単価は下がっているのに、なぜコストが増えるのか

AIツールのトークン単価は、ここ数年で大幅に下がっています。GPT-4が登場した頃と比べると、同じ処理でも費用は数分の一になりました。それなのに、実際にAIを業務で使っている企業の請求額は増え続けているといいます。TechCrunchが2026年6月5日に報じた記事では、この「単価は下がっているのに総コストは上がる」という逆説的な現象が、業界全体に広がっていると指摘されています。

原因は主に利用量の増加です。特に近年普及が進んでいる「自律型AIエージェント」が、トークン消費を一気に押し上げています。自律型エージェントとは、人間が指示を出すたびに動くのではなく、タスクを与えると自分で考えて複数のステップを実行してくれるAIのことです。たとえばメールの返信から調査、スケジュール調整まで一連の作業をこなすイメージですが、その分だけ裏側で大量のトークンを消費します。一回の処理で使うトークン量が、チャットで質問する場合の数十倍になることも珍しくありません。

「使い放題」契約の落とし穴

記事によると、2024年ごろに「使い放題」型のAI契約を早期導入した企業が、2025年初頭の時点で次々と予算超過に直面したといいます。月額固定で使えるからと大量に導入したところ、気づけば想定の何倍ものコストがかかっていた、あるいはコストは増えたのに期待していた成果が出なかった、というケースが続出したようです。

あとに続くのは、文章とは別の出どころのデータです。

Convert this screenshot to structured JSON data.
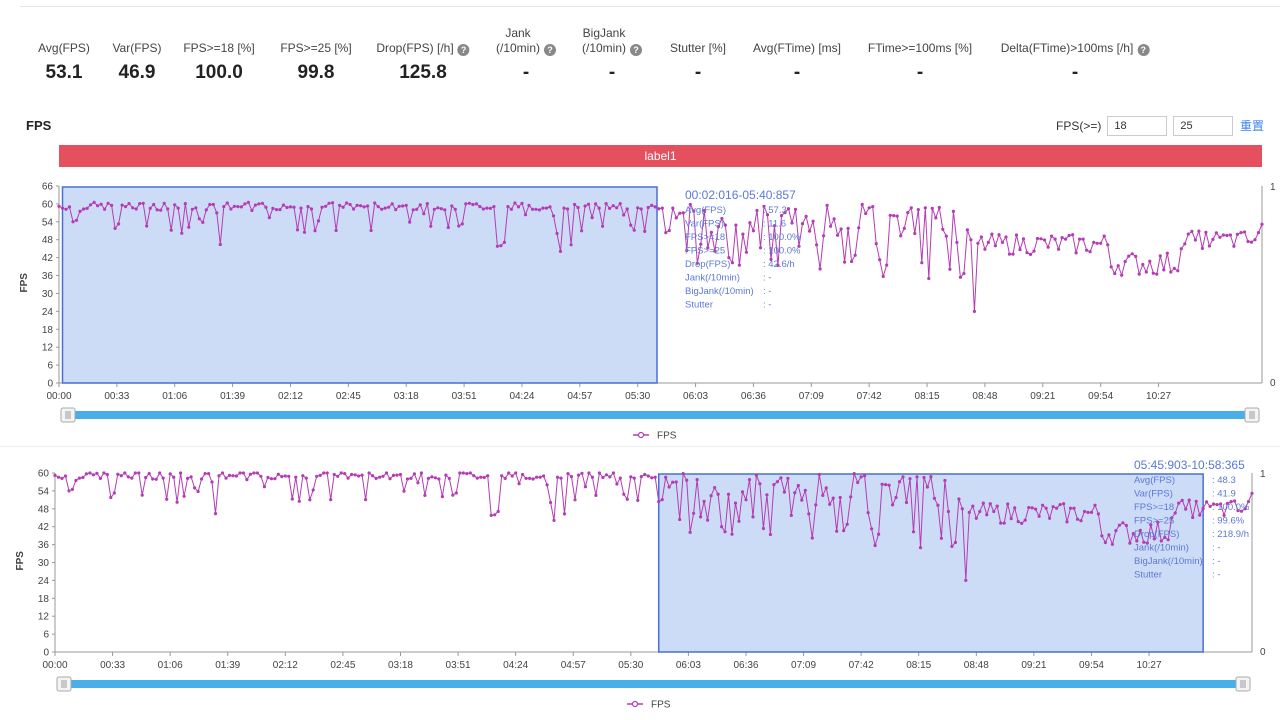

投資対効果(ROI)の評価が難しいのも課題のひとつです。AIを使って何時間の作業が減ったのか、どの処理にどれだけのトークンが使われたのかを把握できていない企業が多く、「なんとなく使っているが、本当に元が取れているのか分からない」という状態に陥っています。クラウドサービスが普及した当初、使った分だけ課金されるモデルに企業が慣れておらず、意図せずコストが膨らんだ時期があったことを覚えている方もいるかもしれません。AIコストの問題は、あの状況に似ています。

「Tokenomics Foundation」が目指す共通言語

こうした状況を受けて、Linux Foundationは「Tokenomics Foundation」の設立計画を発表しました。これは、AIトークンのコスト管理を標準化しようという取り組みで、クラウドコストの管理手法として広まった「FinOps」をAI版に応用するイメージです。

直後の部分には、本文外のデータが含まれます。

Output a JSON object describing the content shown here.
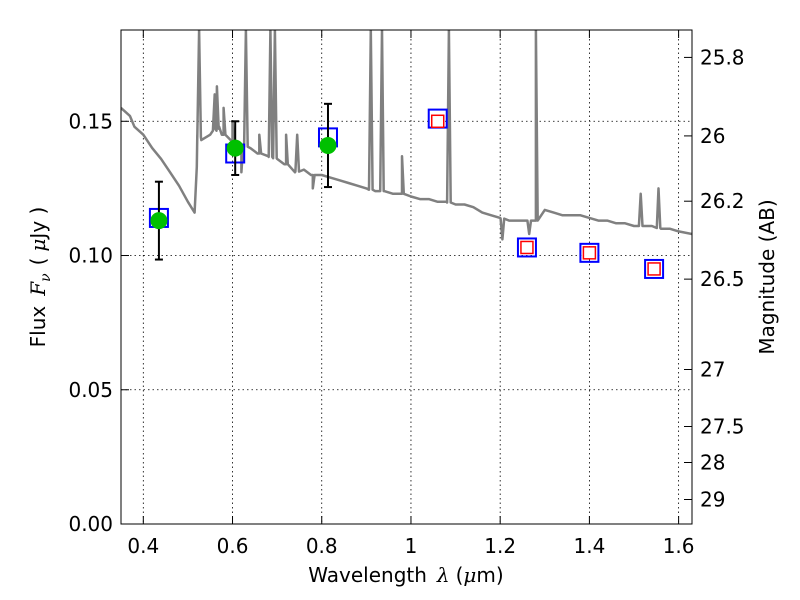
{
  "chart_data": {
    "type": "scatter",
    "xlabel_text": "Wavelength",
    "xlabel_symbol": "λ",
    "xlabel_unit_open": "(",
    "xlabel_unit_mu": "μ",
    "xlabel_unit_rest": "m)",
    "ylabel_text": "Flux",
    "ylabel_symbol": "F",
    "ylabel_sub": "ν",
    "ylabel_unit_open": "(",
    "ylabel_unit_mu": "μ",
    "ylabel_unit_rest": "Jy )",
    "y2label": "Magnitude (AB)",
    "xlim": [
      0.35,
      1.63
    ],
    "ylim": [
      0.0,
      0.184
    ],
    "x_ticks": [
      0.4,
      0.6,
      0.8,
      1.0,
      1.2,
      1.4,
      1.6
    ],
    "x_tick_labels": [
      "0.4",
      "0.6",
      "0.8",
      "1",
      "1.2",
      "1.4",
      "1.6"
    ],
    "y_ticks": [
      0.0,
      0.05,
      0.1,
      0.15
    ],
    "y_tick_labels": [
      "0.00",
      "0.05",
      "0.10",
      "0.15"
    ],
    "mag_ticks": [
      25.8,
      26,
      26.2,
      26.5,
      27,
      27.5,
      28,
      29
    ],
    "mag_tick_labels": [
      "25.8",
      "26",
      "26.2",
      "26.5",
      "27",
      "27.5",
      "28",
      "29"
    ],
    "grid": true,
    "colors": {
      "model": "#808080",
      "observed": "#00c000",
      "model_band_outer": "#0000ff",
      "model_band_inner": "#ff0000",
      "errorbar": "#000000"
    },
    "series": [
      {
        "name": "model spectrum",
        "kind": "line",
        "x": [
          0.35,
          0.37,
          0.38,
          0.4,
          0.42,
          0.44,
          0.46,
          0.48,
          0.5,
          0.515,
          0.52,
          0.521,
          0.53,
          0.55,
          0.57,
          0.58,
          0.6,
          0.62,
          0.64,
          0.66,
          0.68,
          0.7,
          0.72,
          0.74,
          0.76,
          0.78,
          0.8,
          0.82,
          0.84,
          0.86,
          0.88,
          0.9,
          0.92,
          0.94,
          0.96,
          0.98,
          1.0,
          1.02,
          1.04,
          1.06,
          1.08,
          1.1,
          1.12,
          1.14,
          1.16,
          1.18,
          1.2,
          1.22,
          1.24,
          1.26,
          1.28,
          1.3,
          1.32,
          1.34,
          1.36,
          1.38,
          1.4,
          1.42,
          1.44,
          1.46,
          1.48,
          1.5,
          1.52,
          1.54,
          1.56,
          1.58,
          1.6,
          1.63
        ],
        "y": [
          0.155,
          0.152,
          0.148,
          0.145,
          0.14,
          0.136,
          0.131,
          0.126,
          0.12,
          0.116,
          0.133,
          0.145,
          0.143,
          0.145,
          0.148,
          0.145,
          0.143,
          0.141,
          0.14,
          0.138,
          0.137,
          0.136,
          0.134,
          0.131,
          0.132,
          0.13,
          0.13,
          0.129,
          0.128,
          0.127,
          0.126,
          0.125,
          0.124,
          0.124,
          0.123,
          0.123,
          0.122,
          0.121,
          0.121,
          0.12,
          0.12,
          0.119,
          0.119,
          0.118,
          0.116,
          0.115,
          0.114,
          0.113,
          0.113,
          0.113,
          0.113,
          0.117,
          0.116,
          0.115,
          0.115,
          0.115,
          0.114,
          0.113,
          0.113,
          0.112,
          0.112,
          0.111,
          0.111,
          0.111,
          0.11,
          0.11,
          0.109,
          0.108
        ],
        "spikes": [
          {
            "x": 0.525,
            "y": 0.184
          },
          {
            "x": 0.56,
            "y": 0.16
          },
          {
            "x": 0.565,
            "y": 0.163
          },
          {
            "x": 0.58,
            "y": 0.155
          },
          {
            "x": 0.6,
            "y": 0.15
          },
          {
            "x": 0.63,
            "y": 0.184
          },
          {
            "x": 0.66,
            "y": 0.145
          },
          {
            "x": 0.685,
            "y": 0.184
          },
          {
            "x": 0.695,
            "y": 0.184
          },
          {
            "x": 0.72,
            "y": 0.145
          },
          {
            "x": 0.745,
            "y": 0.145
          },
          {
            "x": 0.91,
            "y": 0.184
          },
          {
            "x": 0.935,
            "y": 0.184
          },
          {
            "x": 0.98,
            "y": 0.137
          },
          {
            "x": 1.085,
            "y": 0.184
          },
          {
            "x": 1.28,
            "y": 0.184
          },
          {
            "x": 1.515,
            "y": 0.123
          },
          {
            "x": 1.555,
            "y": 0.125
          }
        ],
        "dips": [
          {
            "x": 0.62,
            "y": 0.131
          },
          {
            "x": 0.78,
            "y": 0.125
          },
          {
            "x": 1.205,
            "y": 0.106
          },
          {
            "x": 1.265,
            "y": 0.108
          }
        ]
      },
      {
        "name": "observed photometry",
        "kind": "errorbar",
        "x": [
          0.435,
          0.606,
          0.814
        ],
        "y": [
          0.113,
          0.14,
          0.141
        ],
        "yerr": [
          0.0145,
          0.01,
          0.0155
        ]
      },
      {
        "name": "model band flux",
        "kind": "square-outer",
        "x": [
          0.435,
          0.606,
          0.814,
          1.06,
          1.26,
          1.4,
          1.545
        ],
        "y": [
          0.114,
          0.138,
          0.144,
          0.151,
          0.103,
          0.101,
          0.095
        ]
      },
      {
        "name": "model band flux (inner)",
        "kind": "square-inner",
        "x": [
          1.06,
          1.26,
          1.4,
          1.545
        ],
        "y": [
          0.15,
          0.103,
          0.101,
          0.095
        ]
      }
    ]
  }
}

これまでは、AIベンダーごとにトークンの数え方や料金体系が異なり、複数のサービスを使い比べたり、費用を横断的に把握したりすることが難しい状況でした。Tokenomics Foundationは、ベンダーをまたいで使える共通の定義や指標を整備することで、コストの可視化・監査・最適化をしやすくすることを目指しています。

すでに市場にはAI支出の管理や監視を手がけるツールがいくつか存在しています。Pay-i、Jellyfish、Datadog、New Relicなどがそれぞれ機能を提供していますが、各社が独自の基準で動いているため、横断的な比較がしにくいのが現状です。Tokenomics Foundationが共通言語を整備できれば、こうしたツール間の連携や比較がしやすくなる可能性があります。

ただし、トークンコストのトラッキングは「月あたり兆単位の行のデータを扱う問題」とも表現されており、運用負荷は相当なものになると記事は指摘しています。標準化の動きはまだ始まったばかりで、実際に使える仕組みとして整うまでには時間がかかりそうです。

フリーランスへの影響

「これは大企業の話でしょ」と思ったフリーランスの方もいるかもしれませんが、まったく無関係ではありません。特にクライアントから依頼を受けてAI活用の支援をしている方や、自分でAI APIを使ってサービスや自動化ツールを構築している方は、この流れを把握しておくと役に立ちます。

たとえばClaudeやGPT-4のAPIを使って自動化フローを組んでいる場合、エージェント的な処理を増やすほどトークン消費が跳ね上がります。月額数ドルで収まっていたコストが、処理の複雑化とともに数十ドルになることも十分あり得ます。クライアントに提案するときに「APIコストも考慮した設計にしますよ」と一言添えられるだけで、信頼感は上がります。

また、今後Tokenomics Foundationが標準化を進めることで、AIコスト管理の需要が新たなビジネスチャンスになる可能性もあります。FinOpsの専門家がクラウド費用の最適化を手がけてビジネスにしているように、AIトークンコストのコンサルティングや最適化支援という領域が生まれてくるかもしれません。

まとめ

今すぐ何かのツールを試すような話ではありませんが、AIコストの管理が業界全体の課題になりつつあることは知っておいて損はありません。自分でAPIを使っている方はトークン消費の記録を残す習慣をつけておくと、後で役に立ちます。Tokenomics Foundationの動向は、引き続き様子見で大丈夫です。